Bei Kontrollen der Brückenstatik sind überraschend die „teils massiven Schäden an den Pfeilerköpfen“ festgestellt worden. An mehreren Stellen ist der Beton aufgerieben, porös und bröckelig. „Der Prüfstatiker hat uns am späten Donnerstagabend über den Zustand der Hochbrücke in Kenntnis gesetzt“, sagt Harald Haase vom Verkehrsministerium in Kiel. Gestern Vormittag traten eiligst Experten von Land und Polizei zusammen. Ab Mittag rückten erste Absperr-Trupps der Straßenbauämter aus, um Verbotsschilder und Umleitungstafeln aufzustellen.
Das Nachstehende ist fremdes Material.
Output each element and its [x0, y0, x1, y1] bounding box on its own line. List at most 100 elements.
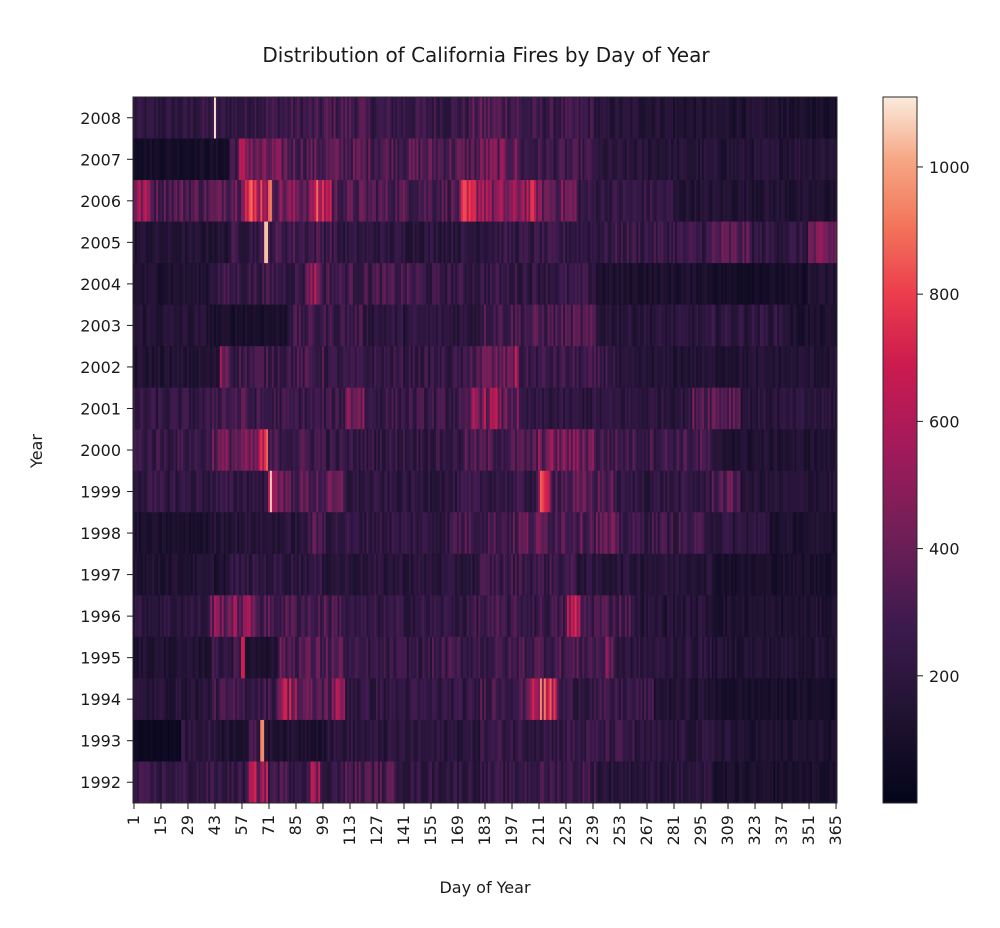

Für schwere Lastwagen ist die Querung des Nord-Ostsee-Kanals ab sofort komplett gesperrt. Der übrige Verkehr wird einspurig über die Brücke geleitet. „Um die Sicherheit zu gewährleisten, sind wir leider zu diesem drastischen Schritt gezwungen“, so Staatssekretär Nägele. Das Land rechnet damit, dass die Bauarbeiten an der Hochbrücke mindestens vier Monate lang dauern werden. Wie genau die 14 Brückenpfeiler aber saniert werden sollen, ist noch völlig unklar. „Die technischen Fragen können nicht von jetzt auf gleich geklärt werden“, sagt Ministeriumssprecher Haase.

Wer aus Richtung Norden kommt, sollte ab Flensburg über die B 200 nach Husum und weiter über die Bundesstraße 5 und die A 23 beziehungsweise B 430 nach Hamburg und Neumünster fahren. Aus Richtung Süden empfiehlt das Ministerium die Route über die A 21 in Richtung Kiel und die B 76 bis Eckernförde, um dort über die B 203 bis zur A7-Anschlussstelle Rendsburg zu gelangen. Alternativ können Lkw- und Autofahrer auch die A 7 bis zum Autobahndreieck Bordesholm und die A 215 nach Kiel nutzen. „Wir können nur appellieren, die Brücke weiträumig zu umfahren und nicht den Rendsburger Kanaltunnel zu wählen, der zurzeit ebenfalls saniert wird“, sagt Haase.

ADAC und Tourismusverband bezeichneten die Teilsperrung als „Drama“ für das ganze Land. Thomas Rackow vom Speditionsverband sprach von einer „verkehrstechnischen Vollamputation“. Lothar Gahrmann vom Landespolizeiamt rechnet an diesem und dem kommenden Wochenende mit dem Schlimmsten. „Die Brücke wird zur riesigen Staufalle für den Reiseverkehr“, so der Behördensprecher. Gleiches gelte auch für die Ausweichstrecken. „Vor allem in und um Kiel und Neumünster droht es richtig eng zu werden“, so Gahrmann. Einen ersten Vorgemaschmack gab es gestern bereits: Am Nachmittag staute sich der Verkehr vor der Brücke auf mehr als 20 Kilometern Länge.